Today everything exists free of charge and worldwide for anyone to become a proficient coder.
If your goal is to gain employment as a coder then lack of a degree is not a complete barrier, but it is a speed bump.
The goods news is it is very possible unlike even just 20 years ago where it was practically impossible. Until the .COM bubble in the 1990’s most corporations hired coders just as they would any other position and did so in very 1970’s ways. Degrees were required, but stupidly so the degree could be in anything. I myself was without a degree and I regularly lost out to junior coders who had degrees in helpful degrees like art history and political science. There is nothing wrong with either of those degrees, but their applicability to Computer Science is null.
So how can I get work?
First you need to get experience. But how can you get experience if you cannot get work? Here are a few methods that I have used and seen used successfully by many.
Target Small Companies
Target small companies to whom IT is a need, not a function. You want to target a company that is small enough that it does not have a dedicated HR department or person. This roughly means a company of 20 people or less.
For example a small accounting firm that needs some in house IT and support. Sure its not coding, but its a foot in the door and surely you can do some scripting and other automation and update their web site. Once you prove yourself the company will give you more leeway and face it, you are likely to know more about IT than any of the accountants.
Get involved in an active open source project. This has multiple advantages. With open source you begin to actively mix with more experienced developers and learn to work in a team. You also gain verifiable experience that if significant enough many employers will consider as valid experience.
And a final benefit is that you are contributing back to the ecosystem in a meaningful way.
Find a small local charity or other non profit and volunteer to work for them. For example you might find a local food bank and develop a mobile accessible website to present information and allow the food back to communicate with those who they serve.
Each of these projects can then be added to your resume/CV and count as verifiable experience. Be sure to collect the names and positions of those you communicate with and ask if you may list them as a reference. Most people will be glad to do so.
Roll Your Own
Even for volunteer work you should operate as a sole proprietor of your own consulting business. You do not need to establish a corporation to do this and you can simply operate as a self employed person and choose a DBA/Business name.
I suggest that you do not choose something based on your name. So if your name is John Doe, JD or John Doe Consulting should be avoided. Such names make your company to be small. Avoid cheesy names too, 420 Consulting is not likely to gain the type of attention that you are seeking. Pick something professional, but don’t be afraid to have a little fun so long as its classy.
Once you have established a name, even your volunteer work can credited to your company and gives you a more professional profile. There is also a bonus – if you are doing a good job word is going to get around and you are very likely to pick up odd but jobs from companies who cannot afford experienced developers.

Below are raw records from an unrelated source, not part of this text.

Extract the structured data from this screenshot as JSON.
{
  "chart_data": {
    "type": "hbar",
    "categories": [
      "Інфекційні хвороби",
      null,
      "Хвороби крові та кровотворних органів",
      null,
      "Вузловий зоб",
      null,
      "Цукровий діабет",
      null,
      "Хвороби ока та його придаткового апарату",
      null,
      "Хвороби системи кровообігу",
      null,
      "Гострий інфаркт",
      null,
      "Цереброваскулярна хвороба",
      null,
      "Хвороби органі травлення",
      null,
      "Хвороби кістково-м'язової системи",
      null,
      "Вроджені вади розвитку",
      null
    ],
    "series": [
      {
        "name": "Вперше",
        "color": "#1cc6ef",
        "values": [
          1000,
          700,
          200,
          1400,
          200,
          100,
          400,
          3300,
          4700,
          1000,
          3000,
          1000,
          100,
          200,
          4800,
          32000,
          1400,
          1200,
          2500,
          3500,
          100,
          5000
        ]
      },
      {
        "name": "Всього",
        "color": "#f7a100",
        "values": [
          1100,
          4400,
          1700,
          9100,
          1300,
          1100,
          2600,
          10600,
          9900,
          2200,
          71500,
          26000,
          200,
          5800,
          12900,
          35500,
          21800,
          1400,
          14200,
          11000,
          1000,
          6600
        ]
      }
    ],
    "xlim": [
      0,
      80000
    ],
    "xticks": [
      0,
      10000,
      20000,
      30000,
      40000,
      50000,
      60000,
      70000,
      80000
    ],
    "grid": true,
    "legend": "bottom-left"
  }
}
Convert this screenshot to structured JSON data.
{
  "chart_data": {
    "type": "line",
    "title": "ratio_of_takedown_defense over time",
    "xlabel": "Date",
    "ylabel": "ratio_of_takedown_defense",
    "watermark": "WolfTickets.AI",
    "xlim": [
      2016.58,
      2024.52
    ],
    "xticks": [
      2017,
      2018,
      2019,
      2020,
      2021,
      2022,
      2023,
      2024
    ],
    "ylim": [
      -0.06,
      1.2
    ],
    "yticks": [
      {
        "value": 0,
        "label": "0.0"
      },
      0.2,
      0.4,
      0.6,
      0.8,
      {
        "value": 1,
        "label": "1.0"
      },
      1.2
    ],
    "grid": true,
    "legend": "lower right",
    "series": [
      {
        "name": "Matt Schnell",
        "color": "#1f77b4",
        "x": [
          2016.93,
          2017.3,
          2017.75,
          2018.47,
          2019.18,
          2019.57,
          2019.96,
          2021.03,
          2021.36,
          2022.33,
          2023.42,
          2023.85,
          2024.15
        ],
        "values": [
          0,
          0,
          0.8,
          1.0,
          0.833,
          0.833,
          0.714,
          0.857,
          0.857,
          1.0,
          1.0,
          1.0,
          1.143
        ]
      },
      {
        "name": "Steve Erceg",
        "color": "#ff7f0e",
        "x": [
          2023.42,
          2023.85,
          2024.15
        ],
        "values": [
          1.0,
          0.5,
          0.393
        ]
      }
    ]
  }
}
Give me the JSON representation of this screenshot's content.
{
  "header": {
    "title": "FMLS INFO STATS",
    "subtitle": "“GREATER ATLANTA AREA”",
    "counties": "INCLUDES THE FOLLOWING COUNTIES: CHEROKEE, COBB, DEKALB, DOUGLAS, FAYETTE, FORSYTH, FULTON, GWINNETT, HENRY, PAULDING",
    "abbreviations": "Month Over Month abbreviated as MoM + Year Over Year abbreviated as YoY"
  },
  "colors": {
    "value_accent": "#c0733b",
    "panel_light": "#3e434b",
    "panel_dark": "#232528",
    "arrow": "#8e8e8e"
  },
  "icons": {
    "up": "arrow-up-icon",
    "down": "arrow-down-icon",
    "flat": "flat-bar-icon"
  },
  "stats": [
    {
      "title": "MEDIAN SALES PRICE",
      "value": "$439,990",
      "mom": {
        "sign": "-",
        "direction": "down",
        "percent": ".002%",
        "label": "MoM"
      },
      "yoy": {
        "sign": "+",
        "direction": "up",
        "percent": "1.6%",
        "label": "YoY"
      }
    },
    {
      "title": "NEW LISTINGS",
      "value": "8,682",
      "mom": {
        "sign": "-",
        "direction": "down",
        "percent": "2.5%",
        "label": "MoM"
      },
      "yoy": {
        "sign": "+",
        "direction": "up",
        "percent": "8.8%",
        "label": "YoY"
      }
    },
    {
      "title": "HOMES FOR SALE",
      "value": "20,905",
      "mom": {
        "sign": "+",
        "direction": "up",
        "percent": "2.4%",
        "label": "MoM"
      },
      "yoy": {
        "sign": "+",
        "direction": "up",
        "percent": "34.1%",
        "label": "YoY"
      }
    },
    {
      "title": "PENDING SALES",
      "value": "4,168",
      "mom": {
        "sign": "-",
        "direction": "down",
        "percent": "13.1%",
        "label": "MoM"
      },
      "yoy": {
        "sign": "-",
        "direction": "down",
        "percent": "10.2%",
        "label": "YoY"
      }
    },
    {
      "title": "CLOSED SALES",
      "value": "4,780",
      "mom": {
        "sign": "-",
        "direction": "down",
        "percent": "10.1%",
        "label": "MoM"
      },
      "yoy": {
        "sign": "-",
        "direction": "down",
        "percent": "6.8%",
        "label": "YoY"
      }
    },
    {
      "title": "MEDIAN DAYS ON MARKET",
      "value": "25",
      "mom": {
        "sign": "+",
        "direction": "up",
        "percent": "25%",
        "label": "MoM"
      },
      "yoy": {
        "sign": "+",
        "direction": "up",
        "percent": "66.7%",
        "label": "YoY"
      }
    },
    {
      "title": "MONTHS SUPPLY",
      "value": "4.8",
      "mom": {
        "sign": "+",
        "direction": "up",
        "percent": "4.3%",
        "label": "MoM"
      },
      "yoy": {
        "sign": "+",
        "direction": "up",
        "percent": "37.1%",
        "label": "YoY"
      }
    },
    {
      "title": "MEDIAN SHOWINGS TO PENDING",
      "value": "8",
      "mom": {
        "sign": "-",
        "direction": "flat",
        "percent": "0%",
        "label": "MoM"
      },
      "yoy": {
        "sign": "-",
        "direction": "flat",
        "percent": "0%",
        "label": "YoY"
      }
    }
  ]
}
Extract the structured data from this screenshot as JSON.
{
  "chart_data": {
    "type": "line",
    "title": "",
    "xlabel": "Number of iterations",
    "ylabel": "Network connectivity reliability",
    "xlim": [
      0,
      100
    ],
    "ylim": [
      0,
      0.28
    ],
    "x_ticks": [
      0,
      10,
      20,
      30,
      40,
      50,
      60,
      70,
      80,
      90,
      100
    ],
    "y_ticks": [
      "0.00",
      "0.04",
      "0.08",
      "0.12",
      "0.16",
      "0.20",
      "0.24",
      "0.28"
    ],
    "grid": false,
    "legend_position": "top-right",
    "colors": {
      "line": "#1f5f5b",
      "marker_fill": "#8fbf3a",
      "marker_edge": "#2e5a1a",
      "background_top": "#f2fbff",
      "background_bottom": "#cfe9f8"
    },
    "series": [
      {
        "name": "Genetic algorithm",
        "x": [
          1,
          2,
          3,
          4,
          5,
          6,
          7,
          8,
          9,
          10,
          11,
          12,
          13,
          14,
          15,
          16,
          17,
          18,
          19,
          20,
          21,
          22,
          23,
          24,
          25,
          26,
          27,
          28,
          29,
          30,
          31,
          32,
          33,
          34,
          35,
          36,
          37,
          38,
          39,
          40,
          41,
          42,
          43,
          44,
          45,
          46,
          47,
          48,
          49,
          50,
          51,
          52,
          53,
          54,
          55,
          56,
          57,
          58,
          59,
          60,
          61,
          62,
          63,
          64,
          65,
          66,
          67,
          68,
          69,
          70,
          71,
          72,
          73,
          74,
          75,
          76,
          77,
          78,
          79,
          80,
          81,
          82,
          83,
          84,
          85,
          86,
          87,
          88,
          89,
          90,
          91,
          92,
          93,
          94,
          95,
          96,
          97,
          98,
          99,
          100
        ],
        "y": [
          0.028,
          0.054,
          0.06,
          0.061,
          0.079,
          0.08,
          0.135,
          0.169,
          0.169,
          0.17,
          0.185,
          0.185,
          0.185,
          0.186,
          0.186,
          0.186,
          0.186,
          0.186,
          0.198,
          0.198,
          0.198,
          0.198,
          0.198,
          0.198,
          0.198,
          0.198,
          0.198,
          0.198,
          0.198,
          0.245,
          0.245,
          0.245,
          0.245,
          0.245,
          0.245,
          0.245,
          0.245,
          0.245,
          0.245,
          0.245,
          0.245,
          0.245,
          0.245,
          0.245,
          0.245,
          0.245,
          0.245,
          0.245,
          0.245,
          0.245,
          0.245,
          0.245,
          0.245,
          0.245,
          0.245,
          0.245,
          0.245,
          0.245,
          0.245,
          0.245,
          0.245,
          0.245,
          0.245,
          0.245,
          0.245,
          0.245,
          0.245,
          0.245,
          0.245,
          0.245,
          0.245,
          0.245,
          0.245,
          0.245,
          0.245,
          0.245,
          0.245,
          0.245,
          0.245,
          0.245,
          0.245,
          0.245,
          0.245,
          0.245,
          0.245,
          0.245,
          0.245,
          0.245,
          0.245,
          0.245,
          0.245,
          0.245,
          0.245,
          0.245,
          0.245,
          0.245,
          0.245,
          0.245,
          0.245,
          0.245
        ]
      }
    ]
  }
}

Once that happens, even if the money is small…. then congratulations! You’re first paid work makes you a professional developer. This also further bolsters your work experience and employability if that remains your target.
This paid experience is so valuable to list on your resume/CV that at first you should be willing to take any small sum if you can afford to invest the time required. Just avoid taking large projects at this point, focus on smaller bite size ones. As you take more and more jobs, you can raise your rates to meet make it worth your time rather than a loss leader.
Many coders are introverts and do not socialize well. This trend is changing and not as bad as it used to be, but its still a fairly common trait. But when conversations involve tech, such introverts readily network. But push that network. The more contacts you have, the better your chances are of someone mentioning you when someone needs work, and as people travel between different companies whether for employment or even normal business your network becomes amplified.
After spending 1-2 years gaining experience you can list it no your resume/CV and other employers will start to consider you as a valid candidate. It will still be a rough ride at first, but experience will lower the speed bump to a manageable size.
In other cases you may find that the company you’ve been working for is a great fit and remain there. Its often easier to be a big fish in a small pond, than it is to be a small fish in a large pond.
There is no best programming language. Repeat after me. There is no best programming language.
There are languages that are better at certain tasks than others, but there is no one best language for all things and even for a particular tasks there are often several good languages without one being the best.
Furthermore, every language has its “warts”. Some languages certainly have a lot more warts than others but can still be a good choice in many cases despite their warts.
For a comparison of languages refer here.
There simply is no way to answer this in a generic manner. It depends on aptitude, dedication, and time that you are willing to spend on studying. It could range from 6 months to 2 years, with most probably closer to the 2 years.
But what does a “good developer” mean? We all have varying definitions. In my estimate how long it may take you to reach a junior developer level where you will be capable of doing basic tasks and on the border of employability.
The good news is that with the Internet many other bigger obstacles have now been removed and resources are freely available to all.
A good developer never stops learning. I have been developing for over 35 years and I still am continually learning.
Contrary to popular belief you do not need to be super strong or have advanced math education to code.
99% of coding only requires basic math skills and good algebra. Coding is basically an extended form of algebra.
Higher maths are rarely used in coding and when they are, it is typically abstracted into a library for the coder. Gaming engines use a lot of math to do their rendering, but even the most experienced game programmers normally know little or none of the advanced math but instead program against a game engine which hides and does all the math for them.